Matt Lipps (born 1975) is an American photographer and artist.

== Early life and education ==
Lipps was born in 1975 in Oakland, California. He currently lives and works in Los Angeles, California. He earned a MFA in Studio Art from the University of California, Irvine in 2004. Lipps took his BFA in Photography from California State University, Long Beach in 1998. He teaches at the University of California, Los Angeles and San Francisco State University.

== Work ==
Matt Lipps has spent the past decade focusing on the relationship between sculpture and photography. His photo-sculptures "simultaneously catalogue, lament, and celebrate photography's 21st-century transformations." His artistic process is methodical, often following a set of guidelines that transform his collaged elements into a unified composition and narrative. His photographic constructions rely on collage strategies, sculptural tropes and theater staging techniques. Lipps uses cut-out images that he finds in discontinued photographic publications and magazines, arranging these images to create still life photographs. He then photographs these scenes using a large format analog camera.

=== Looking Through Pictures (2016) ===
In his more recent "Looking Through Pictures" series, Lipps explores the genre of still life in relation to the mise-en-scène of theatrical spaces and productions. In this series models, floral arrangements, modernist sculpture and architecture are recurrent images. Lipps incorporates negative space into his compositions, which act as a counterbalance to the traditional photographic elements present in his compositions.

=== Library (2013-2014) ===
Lipps's Library series (2013-2014) stems from the 17-volume Library of Photography, an at-home photography primer published in the early 1970s by Time Life, Inc. Lipps builds structures for the cut-out images, allowing each image to act as a freestanding, movable 'actor'. Lipps places the cut outs on glass shelves over an enlarged, brightly colored photograph, recreating each volume in the Library as a unique Wunderakammer.

Using similar staging techniques as in his previous works, Lipps allows each image to have a specific role and place in the photograph. "Lipps doesn't shy away from including images with abrupt rectangular edges, choosing instead to retain these reminders of the material's original place on the page."

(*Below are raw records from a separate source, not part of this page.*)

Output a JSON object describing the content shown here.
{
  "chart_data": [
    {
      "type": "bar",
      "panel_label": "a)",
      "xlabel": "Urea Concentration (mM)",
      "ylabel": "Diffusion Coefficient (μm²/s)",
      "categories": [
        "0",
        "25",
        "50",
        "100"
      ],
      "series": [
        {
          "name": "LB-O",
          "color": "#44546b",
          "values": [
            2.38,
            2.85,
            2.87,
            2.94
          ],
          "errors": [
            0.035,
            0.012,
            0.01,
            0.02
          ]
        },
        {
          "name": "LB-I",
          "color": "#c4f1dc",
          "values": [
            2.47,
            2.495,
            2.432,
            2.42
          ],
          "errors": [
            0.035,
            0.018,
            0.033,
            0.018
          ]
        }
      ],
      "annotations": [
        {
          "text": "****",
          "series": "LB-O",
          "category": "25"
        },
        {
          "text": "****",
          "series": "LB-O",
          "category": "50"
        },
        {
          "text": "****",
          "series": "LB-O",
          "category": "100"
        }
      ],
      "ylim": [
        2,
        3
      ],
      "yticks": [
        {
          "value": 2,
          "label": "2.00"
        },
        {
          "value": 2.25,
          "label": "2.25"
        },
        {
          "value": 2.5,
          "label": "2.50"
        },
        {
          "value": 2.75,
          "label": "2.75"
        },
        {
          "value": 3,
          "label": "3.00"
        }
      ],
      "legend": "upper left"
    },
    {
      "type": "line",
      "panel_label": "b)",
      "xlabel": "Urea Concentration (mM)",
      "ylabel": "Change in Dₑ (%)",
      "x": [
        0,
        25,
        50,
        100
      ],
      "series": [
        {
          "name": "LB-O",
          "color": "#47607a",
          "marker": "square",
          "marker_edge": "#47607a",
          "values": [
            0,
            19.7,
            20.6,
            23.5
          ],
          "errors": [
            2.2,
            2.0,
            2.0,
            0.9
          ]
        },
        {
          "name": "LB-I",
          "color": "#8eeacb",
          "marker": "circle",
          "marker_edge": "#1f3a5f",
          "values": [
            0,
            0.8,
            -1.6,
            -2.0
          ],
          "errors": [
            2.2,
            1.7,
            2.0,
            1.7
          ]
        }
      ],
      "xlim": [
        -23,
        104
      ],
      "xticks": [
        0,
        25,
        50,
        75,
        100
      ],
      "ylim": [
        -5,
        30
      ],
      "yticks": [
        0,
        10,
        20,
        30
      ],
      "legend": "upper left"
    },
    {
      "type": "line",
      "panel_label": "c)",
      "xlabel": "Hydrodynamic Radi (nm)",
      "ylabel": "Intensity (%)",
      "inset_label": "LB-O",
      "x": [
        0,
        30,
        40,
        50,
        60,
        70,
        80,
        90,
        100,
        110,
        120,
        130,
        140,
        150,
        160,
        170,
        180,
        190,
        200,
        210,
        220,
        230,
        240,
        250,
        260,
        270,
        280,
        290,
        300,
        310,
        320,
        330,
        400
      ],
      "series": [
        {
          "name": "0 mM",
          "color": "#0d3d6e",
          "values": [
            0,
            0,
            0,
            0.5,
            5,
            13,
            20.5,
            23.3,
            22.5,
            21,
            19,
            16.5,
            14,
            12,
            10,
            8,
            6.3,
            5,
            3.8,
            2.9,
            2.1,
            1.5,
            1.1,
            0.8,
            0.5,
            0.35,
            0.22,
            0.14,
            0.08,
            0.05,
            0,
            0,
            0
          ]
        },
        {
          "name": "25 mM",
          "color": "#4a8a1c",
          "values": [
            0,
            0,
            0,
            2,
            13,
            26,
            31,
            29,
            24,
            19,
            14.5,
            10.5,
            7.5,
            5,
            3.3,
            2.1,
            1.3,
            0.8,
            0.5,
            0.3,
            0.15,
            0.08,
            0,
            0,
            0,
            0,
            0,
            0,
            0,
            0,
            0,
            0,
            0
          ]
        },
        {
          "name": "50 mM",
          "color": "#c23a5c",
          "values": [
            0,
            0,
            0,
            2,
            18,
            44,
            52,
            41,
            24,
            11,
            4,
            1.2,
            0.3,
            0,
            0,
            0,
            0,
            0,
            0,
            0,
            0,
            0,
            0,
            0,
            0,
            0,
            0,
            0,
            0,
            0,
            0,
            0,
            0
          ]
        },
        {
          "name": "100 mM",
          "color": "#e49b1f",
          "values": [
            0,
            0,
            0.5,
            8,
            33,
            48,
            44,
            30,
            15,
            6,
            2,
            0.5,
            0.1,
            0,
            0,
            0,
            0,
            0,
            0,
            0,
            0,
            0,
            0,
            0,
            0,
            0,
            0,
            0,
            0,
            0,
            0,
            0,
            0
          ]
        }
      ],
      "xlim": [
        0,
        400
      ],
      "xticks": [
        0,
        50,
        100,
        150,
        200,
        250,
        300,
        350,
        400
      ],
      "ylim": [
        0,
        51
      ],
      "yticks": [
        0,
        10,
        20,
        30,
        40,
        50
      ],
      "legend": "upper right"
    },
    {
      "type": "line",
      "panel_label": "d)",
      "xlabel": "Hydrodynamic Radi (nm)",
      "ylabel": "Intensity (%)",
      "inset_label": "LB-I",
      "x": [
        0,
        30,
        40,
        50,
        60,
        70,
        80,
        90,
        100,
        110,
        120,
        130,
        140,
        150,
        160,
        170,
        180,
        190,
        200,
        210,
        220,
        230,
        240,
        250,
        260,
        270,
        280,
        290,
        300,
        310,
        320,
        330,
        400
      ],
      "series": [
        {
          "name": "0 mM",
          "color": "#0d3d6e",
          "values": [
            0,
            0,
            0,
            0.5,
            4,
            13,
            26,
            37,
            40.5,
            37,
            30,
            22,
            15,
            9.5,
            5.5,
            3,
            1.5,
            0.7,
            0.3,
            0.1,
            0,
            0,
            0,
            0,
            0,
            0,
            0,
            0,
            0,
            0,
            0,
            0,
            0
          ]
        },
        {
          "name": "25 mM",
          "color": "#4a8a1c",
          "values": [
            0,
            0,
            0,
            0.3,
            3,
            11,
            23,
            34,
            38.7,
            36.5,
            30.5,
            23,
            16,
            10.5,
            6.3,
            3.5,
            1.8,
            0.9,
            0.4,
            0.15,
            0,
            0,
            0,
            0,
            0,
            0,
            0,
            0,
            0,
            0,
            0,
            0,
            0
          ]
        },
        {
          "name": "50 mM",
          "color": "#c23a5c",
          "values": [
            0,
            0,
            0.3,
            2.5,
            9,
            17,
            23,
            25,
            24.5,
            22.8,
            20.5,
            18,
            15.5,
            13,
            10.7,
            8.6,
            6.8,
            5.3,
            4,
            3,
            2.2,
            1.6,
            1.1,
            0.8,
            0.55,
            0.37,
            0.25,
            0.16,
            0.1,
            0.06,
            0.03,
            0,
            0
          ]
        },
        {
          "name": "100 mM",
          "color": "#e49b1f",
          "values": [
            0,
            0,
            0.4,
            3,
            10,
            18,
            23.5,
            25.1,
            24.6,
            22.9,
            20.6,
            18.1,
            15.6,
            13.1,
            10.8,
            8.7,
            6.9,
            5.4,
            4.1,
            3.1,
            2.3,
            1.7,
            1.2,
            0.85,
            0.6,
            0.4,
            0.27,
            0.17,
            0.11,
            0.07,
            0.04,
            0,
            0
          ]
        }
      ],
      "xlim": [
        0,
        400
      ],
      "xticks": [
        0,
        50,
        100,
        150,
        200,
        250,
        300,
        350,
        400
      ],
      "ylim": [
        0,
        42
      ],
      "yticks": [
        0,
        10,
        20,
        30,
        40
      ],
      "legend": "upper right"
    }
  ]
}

This exhibition displays Lipps' work as archival, as he sifts through photographic history, creating new visual relationships. In an interview, Lipps stated that in Library, the "content had shifted towards history itself, specifically our collective, shared relationship to history and memory experienced through the apparatus of photography."

=== HORIZON/S (2010) ===
With images taken from the popular 1950s American arts and sculpture magazine, Horizon, HORIZON/S acts as an archive of visual culture. These large diorama style groupings of modernist icons are set against bright yet minimal backdrops. Lipps uses acid lights to create colored shadows behind the cut-out figures, creating a lifelike and 3-dimensional aspect to Lipps's work. HORIZON/S is a "cerebral [investigation of context], mining the perceptions and strategies of Anthropology and Art History."

==Solo exhibitions==
- AnObjectAnImage, Klemm's, Berlin, Germany, 2017
- Looking Through Pictures, Marc Selwyn Fine Arts, Los Angeles, CA, 2016
- Library, Danziger Gallery, New York, NY, 2015
- Figures, Art in General, New York, NY, 2015
- Special Problems, Josh Lilley Gallery, London, UK, 2014
- The Populist Camera, Jessica Silverman Gallery, San Francisco, CA, 2014
- Matt Lipps' Library, Marc Selwyn Fine Art, Los Angeles, CA, 2013
- HORIZON/S, University of California Riverside, Museum of Photography, CA, 2012
- Matt Lipps, Josh Lilley Gallery, London, UK, 2012
- HORIZON/S, Marc Selwyn Gallery, Los Angeles, CA, 2011
- HORIZON/S, Silverman Gallery, San Francisco, CA, 2011
- Untitled (Women's Heads), billboard project on La Cienega Blvd., LA><ART, Los Angeles, CA,
- Matt Lipps: HOME, Silverman Gallery, San Francisco, CA, 2010
- Horses, The Office, Huntington Beach, CA, 2008
- Cut, Harvey Levine Gallery, Project Room, Culver City, CA, 2006

==Collections==
His works are held in the collections of:
- the Los Angeles County Museum of Art,
- the San Francisco Museum of Modern Art,
- the Museum of Contemporary Art, Los Angeles,
- the Hammer Museum (Los Angeles, CA),
- The Saatchi Gallery (London, UK), and
- the Pilara Foundation Collection at Pier 24 (San Francisco).